Я подумала, что Сарелия — странное место, пусть даже Необходимск когда-то входил в ее состав. Вряд ли соберусь туда поехать. Еще подумала, что Серебряков — невыразимо мутный тип.

— И все же, — проговорил шеф, оборачивая хвост вокруг передних лап, — предлагаю вам как можно скорее переработать несколько готовых номеров, потому что никуда вы с парохода в ближайшее время не денетесь.

И тут Серебряков выдал загадочную фразу.

— Ох, если бы! — воскликнул он.

Потом спохватился тому, что реакция вышла странная, криво улыбнулся и проговорил:

— Да, я думаю, мне придется подняться на высоту положения и научиться искусству импровизации… Увы, это не самая моя сильная сторона. Но, я слышал, у вас в Необходимске об оборотнях шутить можно? Вы в них не верите?

Я тут же вспомнила об Эльдаре Волкове — самом настоящем оборотне, которого можно было зачислить если не в мои друзья, то уж, по крайней мере, в добрые приятели. Особенно после того, как он этой весной помог мне выбраться из ужасного культа, где я чуть было не потонула с головой. Мне тогда было стыдно просить помощи у шефа, а у Эльдара почему-то не стыдно: возможно, потому, что он был даже моложе меня и видел меня в самых плачевных обстоятельствах, когда мы вдвоем выбирались из подпольной лаборатории Милены Златовской.

— Знаете, не советую, — сказала я неожиданно для себя. — А то вдруг оборотень окажется среди публики?

Серебряков решил, что я шучу, и расплылся в облегченной улыбке: обрадовался, что мы снимаем его с крючка.

— И что, укусит?

— Напишет жалобу в городской совет, — хмыкнул Мурчалов. — Наши оборотни — известные любители бюрократии.

Что да, то да: тот же Эльдар — на редкость правильный и законопослушный товарищ. Он даже в полиции работает на полставки. Не уверена, правда, что это видовая черта всех оборотней, но, если они привычны к стайной иерархии, то очень может быть!

Серебряков снова засмеялся, но этот смех снова вышел ненатуральный. И потел он все сильнее.

Я уже не сомневалась, что он что-то от нас скрывает и скрывает на редкость плохо… или это многослойная ловушка, подготовленная с тончайшим психологическим расчетом! Интересно, что думает по этому поводу шеф?..

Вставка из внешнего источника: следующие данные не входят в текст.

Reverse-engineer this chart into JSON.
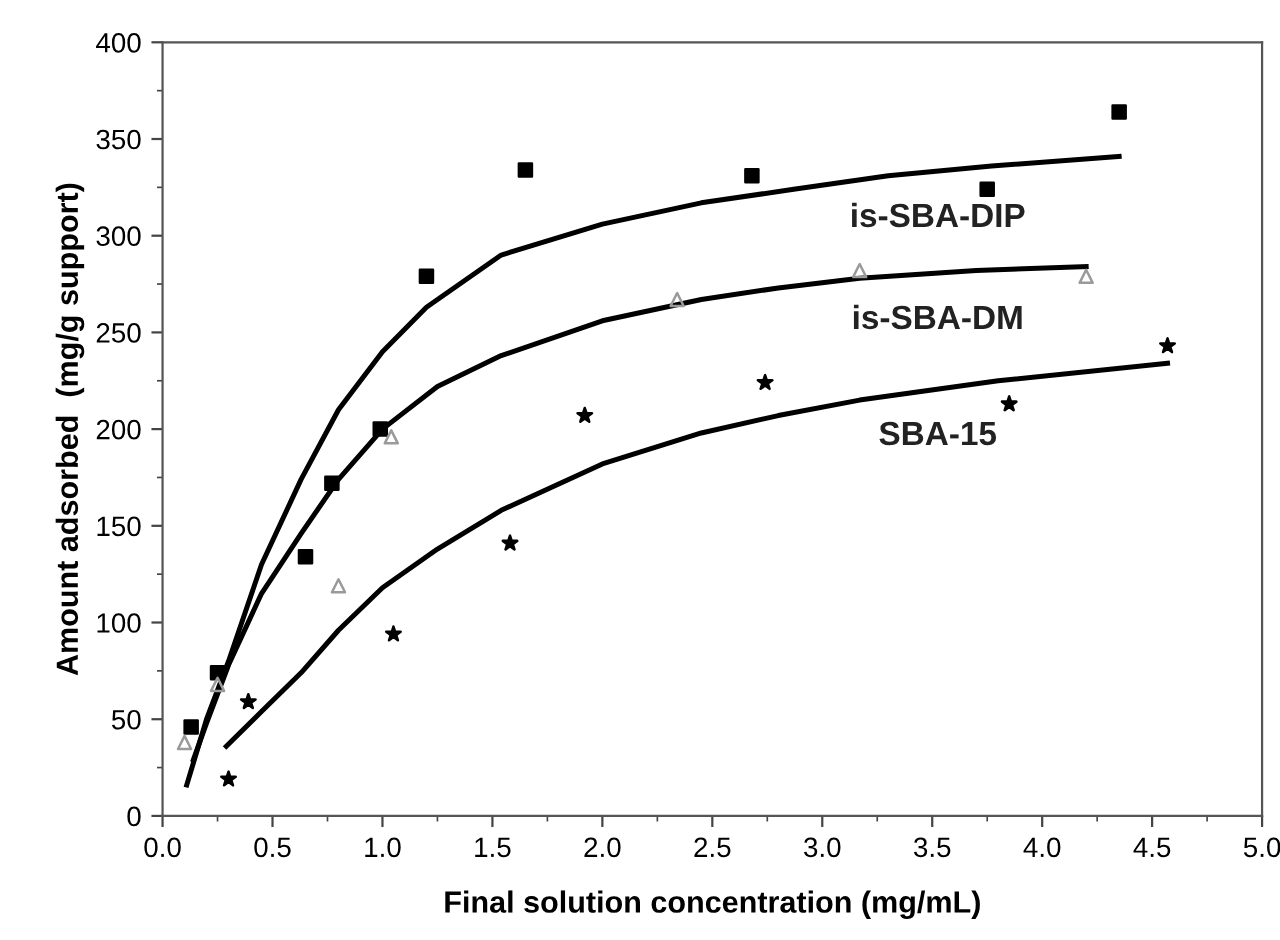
{
  "chart_data": {
    "type": "scatter",
    "xlabel": "Final solution concentration (mg/mL)",
    "ylabel": "Amount adsorbed  (mg/g support)",
    "xlim": [
      0,
      5.0
    ],
    "ylim": [
      0,
      400
    ],
    "xticks": [
      {
        "value": 0,
        "label": "0.0"
      },
      {
        "value": 0.5,
        "label": "0.5"
      },
      {
        "value": 1,
        "label": "1.0"
      },
      {
        "value": 1.5,
        "label": "1.5"
      },
      {
        "value": 2,
        "label": "2.0"
      },
      {
        "value": 2.5,
        "label": "2.5"
      },
      {
        "value": 3,
        "label": "3.0"
      },
      {
        "value": 3.5,
        "label": "3.5"
      },
      {
        "value": 4,
        "label": "4.0"
      },
      {
        "value": 4.5,
        "label": "4.5"
      },
      {
        "value": 5,
        "label": "5.0"
      }
    ],
    "yticks": [
      0,
      50,
      100,
      150,
      200,
      250,
      300,
      350,
      400
    ],
    "grid": false,
    "legend": false,
    "series": [
      {
        "marker": "square",
        "color": "#000000",
        "x": [
          0.13,
          0.25,
          0.65,
          0.77,
          0.99,
          1.2,
          1.65,
          2.68,
          3.75,
          4.35
        ],
        "values": [
          46,
          74,
          134,
          172,
          200,
          279,
          334,
          331,
          324,
          364
        ]
      },
      {
        "marker": "triangle",
        "color": "#9a9a9a",
        "x": [
          0.1,
          0.25,
          0.8,
          1.04,
          2.34,
          3.17,
          4.2
        ],
        "values": [
          38,
          68,
          119,
          196,
          267,
          282,
          279
        ]
      },
      {
        "marker": "star",
        "color": "#000000",
        "x": [
          0.3,
          0.39,
          1.05,
          1.58,
          1.92,
          2.74,
          3.85,
          4.57
        ],
        "values": [
          19,
          59,
          94,
          141,
          207,
          224,
          213,
          243
        ]
      },
      {
        "type": "line",
        "name": "is-SBA-DIP",
        "color": "#000000",
        "x": [
          0.11,
          0.2,
          0.3,
          0.45,
          0.63,
          0.8,
          1.0,
          1.2,
          1.54,
          2.0,
          2.45,
          2.87,
          3.3,
          3.77,
          4.35
        ],
        "values": [
          16,
          50,
          80,
          130,
          174,
          210,
          240,
          263,
          290,
          306,
          317,
          324,
          331,
          336,
          341
        ]
      },
      {
        "type": "line",
        "name": "is-SBA-DM",
        "color": "#000000",
        "x": [
          0.14,
          0.2,
          0.3,
          0.45,
          0.63,
          0.8,
          1.0,
          1.25,
          1.54,
          2.0,
          2.45,
          2.8,
          3.17,
          3.7,
          4.2
        ],
        "values": [
          29,
          48,
          78,
          115,
          146,
          174,
          200,
          222,
          238,
          256,
          267,
          273,
          278,
          282,
          284
        ]
      },
      {
        "type": "line",
        "name": "SBA-15",
        "color": "#000000",
        "x": [
          0.29,
          0.45,
          0.63,
          0.8,
          1.0,
          1.25,
          1.54,
          2.0,
          2.45,
          2.8,
          3.17,
          3.8,
          4.57
        ],
        "values": [
          36,
          54,
          74,
          96,
          118,
          138,
          158,
          182,
          198,
          207,
          215,
          225,
          234
        ]
      }
    ]
  }
}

Шеф подумал-подумал и спросил такое, чего я вовсе не ожидала:

— А что, Виктор Александрович, вы не знаете, экспериментировали ли ваши родители с чем-то, имеющим отношение к морю?

Серебряков сделался белый как мел.

— В-вы тоже подозреваете, да?.. — он вдруг рухнул на кровать и закрыл лицо руками, как будто у него враз кончились силы. — Это кракен! И он пришел за мной!

Глава 6

Постой, пароход — 6

— Чушь! — заявил шеф, раздраженно встряхивая хвостом. У него даже усы растопырились, а уши прижались: как всегда, когда он был чем-то недоволен. — Чушь и профанация! Никакого кракена нет и быть не может!

Мы заперлись с шефом в нашей каюте, чтобы как следует обсудить результаты откровений Серебрякова. Присутствовала также Марина: она очень попросила, и шеф не нашел причин, чтобы ей отказать. Честно говоря, мне показалось, что он заранее подольщается к Марине с умыслом: присмотрел ее как хорошего репетитора для Васьки и боится, что она не найдет для нашего котенка времени.